Tu as dû recevoir mes deux lettres hier soir par Jeannot. De mon côté, j’ai reçu la tienne dans le paquet des cousines. Merci de tout ce que tu nous as envoyé. La fricassée était magnifique et a fait les délices de M. et Mme Carra. Aussi m’a-t-on chargé de remercier bien fort la mémé. Nous avons mangé le rôti aujourd’hui, il était excellent. Je crois que tu voulais envoyer tout le cochon. Paye la différence ou bien remplace là par de la boucherie de la maison.
4h du soir. J’ai été interrompu par l’arrivée de Tricotelle qui est venu me trouver au bureau. J’ai eu en même temps la petite lettre et le couvre… Tant mieux si Tricotelle a pu réellement rendre service à la maison. Ce matin M. Gambs nous a dit au bureau qu’il était inutile de venir tous les trois le dimanche, qu’un seul suffirait. J’aurai donc dorénavant 2 dimanche sur 3 et je m’en irai dimanche à moins d’événements extraordinaires.
Le travail de bureau me plait et j’ai en somme bien moins de peine que sur les camions. Le matin il suffit d’être présent à 8 h et le soir à 2h.
Je mettrai peut-être un colis à Faure mercredi si j’ai le temps de le préparer. Va toujours voir. Tu me demandes si la viande est arrivée fraiche. Je l’ai vue et elle était bien jolie, bien apparente. Le rôti dont nous avons mangé à midi filet avec entrelard était superbe. On n’a pas encore goûté les côtelettes. De tout cela merci beaucoup.

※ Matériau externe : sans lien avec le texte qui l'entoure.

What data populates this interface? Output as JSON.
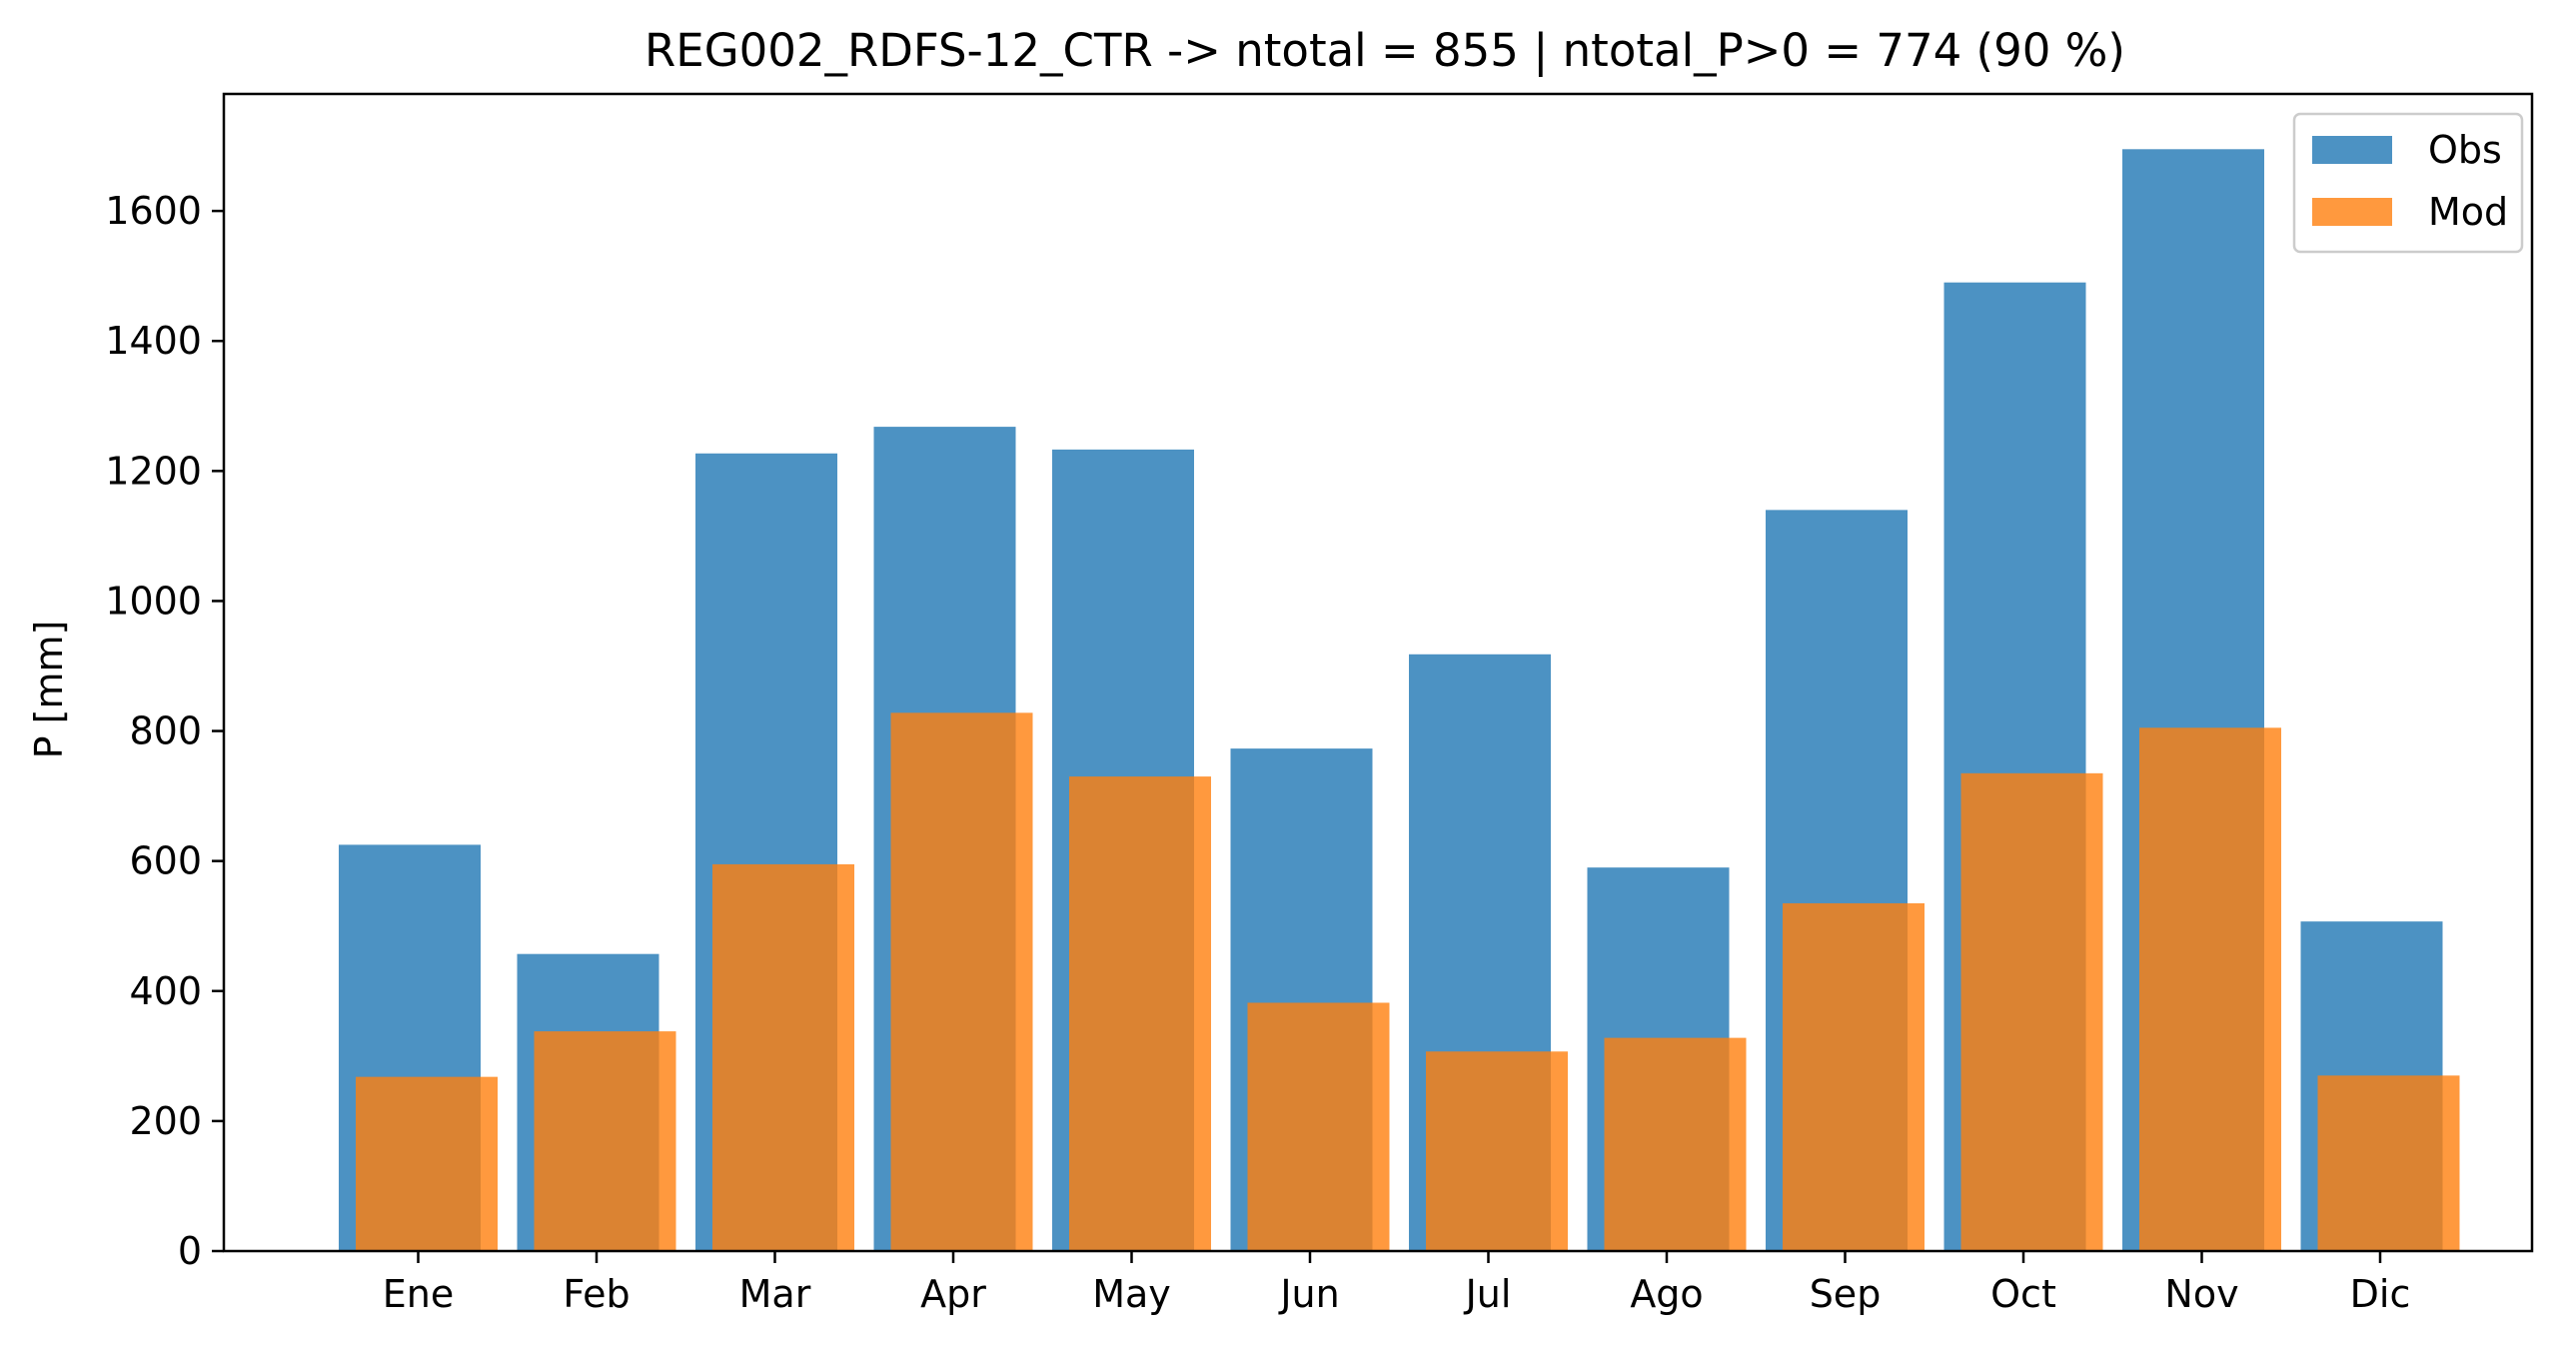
{
  "chart_data": {
    "type": "bar",
    "title": "REG002_RDFS-12_CTR -> ntotal = 855 | ntotal_P>0 = 774 (90 %)",
    "xlabel": "",
    "ylabel": "P [mm]",
    "categories": [
      "Ene",
      "Feb",
      "Mar",
      "Apr",
      "May",
      "Jun",
      "Jul",
      "Ago",
      "Sep",
      "Oct",
      "Nov",
      "Dic"
    ],
    "ylim": [
      0,
      1780
    ],
    "yticks": [
      0,
      200,
      400,
      600,
      800,
      1000,
      1200,
      1400,
      1600
    ],
    "ytick_labels": [
      "0",
      "200",
      "400",
      "600",
      "800",
      "1000",
      "1200",
      "1400",
      "1600"
    ],
    "grid": false,
    "legend_position": "top-right",
    "series": [
      {
        "name": "Obs",
        "color": "#1f77b4",
        "opacity": 0.8,
        "values": [
          625,
          457,
          1227,
          1268,
          1233,
          773,
          918,
          590,
          1140,
          1490,
          1695,
          507
        ]
      },
      {
        "name": "Mod",
        "color": "#ff7f0e",
        "opacity": 0.8,
        "values": [
          268,
          338,
          595,
          828,
          730,
          382,
          307,
          328,
          535,
          735,
          805,
          270
        ]
      }
    ]
  }
}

Ne te préoccupe pas trop de ma santé. Je traine probablement un petit froid et avec ça j’aurais besoin de me purger. J’ai des aigreurs, etc. Ça passera bien.
Le temps me dure bien des enfants. Tricotelle m’a dit que le petit ne perdait pas un coup d’œil pendant ses réparations. Je le crois sans peine, il me semble le voir. Samedi tu ne mettras rien pour les cousines et pour M. Cleyet, à 15 jours.
J’ai voyagé hier matin et soir deux fois avec M. Gambs. Il est très bon pour moi et j’ai beaucoup d’estime pour lui. C’est un homme calme, très posé et très juste. On commene à l’aimer beaucoup, au garage.
Je vais te laisser, il est 6 heures.
Je vais aller souper chez les cousines. Bien des choses affectueuses pour tous à la maison. Je t’embrasse bien fort ainsi que tous à la maison.